# My Free JD



## cowis (Apr 21, 2010)

So i got this guy from fishfreaks to help lower his bioload. Now the JD is in a 50 gallon and his colours are amazing. Is it common for the red to show like that??


----------



## cichlid (Jul 30, 2010)

I thought you were talking about Jack daniels... But its the other jack haha


----------



## cowis (Apr 21, 2010)

I like both....... I must have a glass of whiskey now.....

more pics:


----------



## m_class2g (Apr 21, 2010)

love the colours. i havent kept any cichlids in a while but theyre very nice! jd was one of the first cichlids ive kept about 12 + years ago.


----------



## beN (Apr 21, 2010)

pete's photography is kick arse also!


----------



## King-eL (Apr 21, 2010)

Very nice JD!!! Might get some for myself too.

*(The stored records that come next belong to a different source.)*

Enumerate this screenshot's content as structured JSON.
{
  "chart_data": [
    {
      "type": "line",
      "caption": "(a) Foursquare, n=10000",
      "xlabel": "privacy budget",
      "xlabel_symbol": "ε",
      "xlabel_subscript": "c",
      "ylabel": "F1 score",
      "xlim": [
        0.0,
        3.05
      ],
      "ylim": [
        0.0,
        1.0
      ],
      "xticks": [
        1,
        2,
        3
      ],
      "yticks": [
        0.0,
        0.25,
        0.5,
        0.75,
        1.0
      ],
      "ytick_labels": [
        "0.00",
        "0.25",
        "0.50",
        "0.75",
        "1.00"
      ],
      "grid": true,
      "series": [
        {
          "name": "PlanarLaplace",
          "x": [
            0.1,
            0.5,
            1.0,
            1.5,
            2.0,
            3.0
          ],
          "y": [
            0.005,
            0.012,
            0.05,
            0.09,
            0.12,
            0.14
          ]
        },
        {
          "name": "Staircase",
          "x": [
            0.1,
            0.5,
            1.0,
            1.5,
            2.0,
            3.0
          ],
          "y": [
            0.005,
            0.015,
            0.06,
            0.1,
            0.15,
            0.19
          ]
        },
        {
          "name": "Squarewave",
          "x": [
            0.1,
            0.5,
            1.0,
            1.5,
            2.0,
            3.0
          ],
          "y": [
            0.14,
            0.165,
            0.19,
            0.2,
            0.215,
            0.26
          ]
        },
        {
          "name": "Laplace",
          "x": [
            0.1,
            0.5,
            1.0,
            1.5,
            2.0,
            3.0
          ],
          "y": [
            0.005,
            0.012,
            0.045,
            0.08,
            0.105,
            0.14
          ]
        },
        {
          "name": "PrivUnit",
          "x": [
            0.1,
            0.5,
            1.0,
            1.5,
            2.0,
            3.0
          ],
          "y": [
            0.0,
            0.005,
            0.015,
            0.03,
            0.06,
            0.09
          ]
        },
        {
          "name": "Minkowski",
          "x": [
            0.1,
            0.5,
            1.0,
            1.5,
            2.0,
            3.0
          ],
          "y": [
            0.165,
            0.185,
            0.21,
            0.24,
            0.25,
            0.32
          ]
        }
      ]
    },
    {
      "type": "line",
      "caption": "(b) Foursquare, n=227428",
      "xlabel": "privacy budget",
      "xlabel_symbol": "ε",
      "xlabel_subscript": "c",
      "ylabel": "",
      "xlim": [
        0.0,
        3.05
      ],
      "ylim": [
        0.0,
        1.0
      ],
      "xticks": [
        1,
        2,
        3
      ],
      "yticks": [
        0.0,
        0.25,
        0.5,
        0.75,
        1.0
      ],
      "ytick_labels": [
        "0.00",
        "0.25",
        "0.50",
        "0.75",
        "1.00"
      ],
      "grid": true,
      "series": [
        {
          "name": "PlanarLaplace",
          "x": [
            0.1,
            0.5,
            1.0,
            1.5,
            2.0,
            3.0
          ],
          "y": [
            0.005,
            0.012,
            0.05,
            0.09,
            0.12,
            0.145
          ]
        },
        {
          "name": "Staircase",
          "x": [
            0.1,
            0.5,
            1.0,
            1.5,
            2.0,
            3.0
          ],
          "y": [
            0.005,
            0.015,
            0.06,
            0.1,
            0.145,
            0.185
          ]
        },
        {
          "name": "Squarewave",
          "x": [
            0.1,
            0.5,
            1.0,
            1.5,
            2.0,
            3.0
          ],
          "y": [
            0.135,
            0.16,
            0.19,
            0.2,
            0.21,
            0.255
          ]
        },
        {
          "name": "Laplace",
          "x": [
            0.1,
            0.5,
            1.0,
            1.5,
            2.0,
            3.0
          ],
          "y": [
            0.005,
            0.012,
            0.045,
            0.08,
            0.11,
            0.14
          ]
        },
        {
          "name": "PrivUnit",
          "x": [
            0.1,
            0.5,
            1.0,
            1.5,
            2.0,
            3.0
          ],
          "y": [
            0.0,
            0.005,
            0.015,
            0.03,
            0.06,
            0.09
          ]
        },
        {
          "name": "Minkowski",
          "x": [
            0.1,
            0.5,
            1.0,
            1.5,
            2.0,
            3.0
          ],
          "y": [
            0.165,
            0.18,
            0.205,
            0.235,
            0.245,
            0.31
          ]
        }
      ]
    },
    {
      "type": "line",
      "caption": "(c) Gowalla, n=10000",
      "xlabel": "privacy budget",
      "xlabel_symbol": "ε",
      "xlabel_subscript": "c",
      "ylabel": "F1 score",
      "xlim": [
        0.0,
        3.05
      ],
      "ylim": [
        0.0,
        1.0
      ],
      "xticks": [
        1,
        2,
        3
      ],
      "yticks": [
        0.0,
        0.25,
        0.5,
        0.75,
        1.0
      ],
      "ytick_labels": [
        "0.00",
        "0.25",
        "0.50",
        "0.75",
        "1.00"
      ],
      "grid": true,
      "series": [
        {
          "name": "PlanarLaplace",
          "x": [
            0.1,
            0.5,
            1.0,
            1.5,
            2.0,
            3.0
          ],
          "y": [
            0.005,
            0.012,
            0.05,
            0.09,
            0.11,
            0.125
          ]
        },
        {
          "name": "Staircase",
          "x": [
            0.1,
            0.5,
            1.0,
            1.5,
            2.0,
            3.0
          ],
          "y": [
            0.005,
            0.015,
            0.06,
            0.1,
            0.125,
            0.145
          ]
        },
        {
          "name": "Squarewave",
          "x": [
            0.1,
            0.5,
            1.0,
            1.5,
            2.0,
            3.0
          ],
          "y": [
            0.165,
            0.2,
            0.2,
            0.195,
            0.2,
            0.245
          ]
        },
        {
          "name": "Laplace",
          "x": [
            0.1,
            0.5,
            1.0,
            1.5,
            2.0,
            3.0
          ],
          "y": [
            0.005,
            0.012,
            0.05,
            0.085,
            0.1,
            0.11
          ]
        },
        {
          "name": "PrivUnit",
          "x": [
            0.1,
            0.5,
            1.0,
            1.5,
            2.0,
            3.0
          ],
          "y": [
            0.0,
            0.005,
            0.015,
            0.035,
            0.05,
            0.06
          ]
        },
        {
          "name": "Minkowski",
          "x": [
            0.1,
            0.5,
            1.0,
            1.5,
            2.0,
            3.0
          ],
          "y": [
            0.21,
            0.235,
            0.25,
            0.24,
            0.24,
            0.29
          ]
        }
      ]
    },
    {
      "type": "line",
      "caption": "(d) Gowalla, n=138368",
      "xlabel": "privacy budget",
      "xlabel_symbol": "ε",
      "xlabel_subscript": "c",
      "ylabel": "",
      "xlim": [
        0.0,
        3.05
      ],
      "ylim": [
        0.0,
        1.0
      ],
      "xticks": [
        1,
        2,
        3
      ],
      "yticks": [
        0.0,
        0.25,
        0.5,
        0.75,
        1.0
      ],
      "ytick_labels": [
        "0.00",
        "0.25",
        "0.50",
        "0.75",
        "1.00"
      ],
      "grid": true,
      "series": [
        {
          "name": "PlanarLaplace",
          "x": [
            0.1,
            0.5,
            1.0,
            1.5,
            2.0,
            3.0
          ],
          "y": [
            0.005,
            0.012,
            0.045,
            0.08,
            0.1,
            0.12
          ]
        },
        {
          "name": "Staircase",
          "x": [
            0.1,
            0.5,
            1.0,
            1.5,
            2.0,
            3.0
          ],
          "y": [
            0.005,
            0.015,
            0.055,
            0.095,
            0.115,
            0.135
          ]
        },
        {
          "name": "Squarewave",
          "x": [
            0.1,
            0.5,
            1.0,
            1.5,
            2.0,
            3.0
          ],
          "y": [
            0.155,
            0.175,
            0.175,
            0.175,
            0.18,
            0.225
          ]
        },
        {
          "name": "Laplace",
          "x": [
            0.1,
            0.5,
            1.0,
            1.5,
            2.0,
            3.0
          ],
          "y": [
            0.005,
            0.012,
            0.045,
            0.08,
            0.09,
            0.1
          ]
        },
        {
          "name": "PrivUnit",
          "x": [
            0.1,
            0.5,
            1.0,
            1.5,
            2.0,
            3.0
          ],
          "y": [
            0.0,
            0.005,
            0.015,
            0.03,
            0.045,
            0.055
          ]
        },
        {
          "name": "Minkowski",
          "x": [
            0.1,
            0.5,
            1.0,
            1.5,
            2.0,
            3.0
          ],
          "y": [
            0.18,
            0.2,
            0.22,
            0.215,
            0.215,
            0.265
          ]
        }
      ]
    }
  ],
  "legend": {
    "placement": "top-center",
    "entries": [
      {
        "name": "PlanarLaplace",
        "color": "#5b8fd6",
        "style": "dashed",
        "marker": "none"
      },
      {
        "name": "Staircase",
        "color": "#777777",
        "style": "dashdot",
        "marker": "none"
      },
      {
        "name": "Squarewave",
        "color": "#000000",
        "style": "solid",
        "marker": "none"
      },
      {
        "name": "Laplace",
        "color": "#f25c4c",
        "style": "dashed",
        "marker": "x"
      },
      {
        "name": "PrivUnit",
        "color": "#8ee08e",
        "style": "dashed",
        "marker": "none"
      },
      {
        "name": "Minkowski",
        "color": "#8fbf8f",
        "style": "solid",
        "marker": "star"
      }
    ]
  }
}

Used to have 8. 3 ebjd and5 regular ones all at 8.5". It just sucks that the ebjds died early.


----------



## EBJD Guy (Jan 28, 2013)

no chance your selling this beauty ?


----------



## monkE (Aug 4, 2010)

great shots peter! awesome colours on that guy for sure!


----------



## Foxtail (Mar 14, 2012)

Beautiful coloring... colored up like a jewel cichlid.


----------



## cowis (Apr 21, 2010)

sorry sold a long time ago.


----------



## monkE (Aug 4, 2010)

lol just saw the date on this! didn't even notice that


----------